Citicorp seeks allies in fight on loan value.

Citicorp may be down, but the nation's biggest banking company still likes to exercise its influence.

When Citicorp discovered that a leading analysts' group was supporting proposed acccounting rules that it opposes, it went into action.

Last Tuesday, eight influential stock analysts were invited to luncheon of salmon and fresh berries with Thomas E. Jones, Citicorp's top financial officer, and his senior aide, Roger W. Trupin, the company's controller.

The topic: a Financial Accounting Standards Board proposal that would require banks to take discounts on all problem loans, even those on which they expect to recover the entire principal.

While the analysts dined, they heard quiet arguments against the FASB exposure draft, titled "Accounting by Creditors for Impairment of a Loan." The accounting group is holding hearings on the proposal today. If the rules are adopted, they would become effective in early 1994.

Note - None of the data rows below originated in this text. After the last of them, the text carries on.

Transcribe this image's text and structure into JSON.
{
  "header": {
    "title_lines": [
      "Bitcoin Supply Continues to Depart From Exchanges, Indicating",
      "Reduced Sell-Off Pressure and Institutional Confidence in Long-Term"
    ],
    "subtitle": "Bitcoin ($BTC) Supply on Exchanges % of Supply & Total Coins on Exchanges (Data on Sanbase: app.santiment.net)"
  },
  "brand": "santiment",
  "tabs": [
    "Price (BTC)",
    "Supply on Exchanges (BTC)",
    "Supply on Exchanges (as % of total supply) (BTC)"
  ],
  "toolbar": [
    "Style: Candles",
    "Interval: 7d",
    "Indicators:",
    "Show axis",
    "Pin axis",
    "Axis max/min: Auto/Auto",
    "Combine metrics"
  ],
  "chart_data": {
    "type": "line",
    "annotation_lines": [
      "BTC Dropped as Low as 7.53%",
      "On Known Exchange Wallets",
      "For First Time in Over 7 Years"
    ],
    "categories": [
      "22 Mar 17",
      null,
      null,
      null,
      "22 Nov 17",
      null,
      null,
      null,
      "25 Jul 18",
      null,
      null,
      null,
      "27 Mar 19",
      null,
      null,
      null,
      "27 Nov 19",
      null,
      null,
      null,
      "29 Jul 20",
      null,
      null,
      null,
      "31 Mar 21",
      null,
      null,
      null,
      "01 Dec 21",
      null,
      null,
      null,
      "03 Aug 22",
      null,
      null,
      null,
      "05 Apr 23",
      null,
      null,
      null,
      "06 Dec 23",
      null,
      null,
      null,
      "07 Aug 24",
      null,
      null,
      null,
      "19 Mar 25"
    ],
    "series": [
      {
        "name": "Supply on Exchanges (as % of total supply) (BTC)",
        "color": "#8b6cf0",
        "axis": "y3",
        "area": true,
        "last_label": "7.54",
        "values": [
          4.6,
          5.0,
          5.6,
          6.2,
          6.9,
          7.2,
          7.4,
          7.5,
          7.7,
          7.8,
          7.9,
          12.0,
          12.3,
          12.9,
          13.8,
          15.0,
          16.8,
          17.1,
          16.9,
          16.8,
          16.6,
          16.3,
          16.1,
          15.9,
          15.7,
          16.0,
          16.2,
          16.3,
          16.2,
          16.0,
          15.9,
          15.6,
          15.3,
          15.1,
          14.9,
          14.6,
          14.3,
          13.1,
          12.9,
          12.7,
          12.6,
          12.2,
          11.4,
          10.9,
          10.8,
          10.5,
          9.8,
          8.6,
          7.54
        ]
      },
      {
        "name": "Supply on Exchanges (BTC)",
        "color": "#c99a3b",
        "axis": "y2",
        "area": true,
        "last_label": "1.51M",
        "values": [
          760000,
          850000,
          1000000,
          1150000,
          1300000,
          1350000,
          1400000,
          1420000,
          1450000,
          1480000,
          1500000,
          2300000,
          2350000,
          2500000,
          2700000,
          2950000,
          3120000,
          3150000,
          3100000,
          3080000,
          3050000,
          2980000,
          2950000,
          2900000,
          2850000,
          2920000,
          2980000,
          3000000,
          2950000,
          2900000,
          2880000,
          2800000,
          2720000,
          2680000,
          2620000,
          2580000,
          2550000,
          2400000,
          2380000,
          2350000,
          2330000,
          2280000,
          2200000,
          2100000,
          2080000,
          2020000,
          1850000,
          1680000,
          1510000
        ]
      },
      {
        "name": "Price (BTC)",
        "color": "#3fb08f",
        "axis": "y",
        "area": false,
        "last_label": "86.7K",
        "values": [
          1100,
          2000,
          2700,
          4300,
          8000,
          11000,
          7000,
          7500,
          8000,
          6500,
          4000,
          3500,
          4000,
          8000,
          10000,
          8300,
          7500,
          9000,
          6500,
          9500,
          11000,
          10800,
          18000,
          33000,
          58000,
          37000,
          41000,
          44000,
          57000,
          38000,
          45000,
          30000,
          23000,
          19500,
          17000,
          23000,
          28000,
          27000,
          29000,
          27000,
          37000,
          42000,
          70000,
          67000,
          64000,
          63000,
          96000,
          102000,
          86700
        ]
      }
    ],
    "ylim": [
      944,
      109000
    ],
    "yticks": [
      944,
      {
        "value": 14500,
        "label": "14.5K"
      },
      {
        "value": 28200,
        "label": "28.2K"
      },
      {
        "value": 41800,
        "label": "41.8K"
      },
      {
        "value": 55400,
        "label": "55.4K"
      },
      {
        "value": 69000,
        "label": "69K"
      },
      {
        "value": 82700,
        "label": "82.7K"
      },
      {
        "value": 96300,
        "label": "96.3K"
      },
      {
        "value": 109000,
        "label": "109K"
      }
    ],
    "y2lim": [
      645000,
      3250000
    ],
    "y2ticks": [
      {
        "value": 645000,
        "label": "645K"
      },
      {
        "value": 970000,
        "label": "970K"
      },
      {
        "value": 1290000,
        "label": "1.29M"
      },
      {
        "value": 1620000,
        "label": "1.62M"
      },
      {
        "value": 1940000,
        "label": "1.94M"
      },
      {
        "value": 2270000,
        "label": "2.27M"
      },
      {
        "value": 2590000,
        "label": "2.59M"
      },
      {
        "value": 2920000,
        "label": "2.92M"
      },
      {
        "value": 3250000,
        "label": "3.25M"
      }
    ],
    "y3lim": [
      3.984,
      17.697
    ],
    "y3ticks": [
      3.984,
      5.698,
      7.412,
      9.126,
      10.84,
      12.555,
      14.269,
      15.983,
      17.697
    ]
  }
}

Citicorp officials say it was unusual for them to engage in such dining-room lobbying. It believes, though, that endorsement of the proposal by the Association for Investment Management and Research justifies their solicitation of the group's members, mostly securities analysts.

"I'm sure Citicorp was educating us so we could all run and call our Congressman or write to [the Standards Board] or whatever," said an analyst who attended the luncheon.

Problem with Forecasting

One of Citicorp's principal objections to the board's proposal, according to a nine-page letter it filed with the Connecticut-based group, is that it would require banks to forecast future cash flows for interest and principal on troubled loans in order to set a value.

The company says that, in effect, banks are being asked to heavily discount problem loans immediately, even if they stand to recover the full principal amount with reduced interest payments.

Banks now report loans at their historical value and gradually establish reserves or take writeoffs at their own initiative if it looks as if full principal will not be recovered.

Citicorp's Mr. Trupin said adoption of the impaired-loan rules would not immediately have an adverse effect on the bank company's earnings because the bank has already written down many of its problem loans.

But it could hurt in a future recession because banks would have to write down loans earlier.

"This kind of accounting could aggravate" banks' problems, he said.

Citicorp plans to comment at the public hearings on the proposal that are being held today. The board said it had received nearly 150 comment letters on the proposal. Thus far, however, only one analyst, Frank R. DeSantis, Jr. of Donaldson, Lufkin & Jenrette, has written to oppose the plan.

Mr. DeSantis, who attended last Tuesday's meeting, had already sent comments to the board opposing the proposal.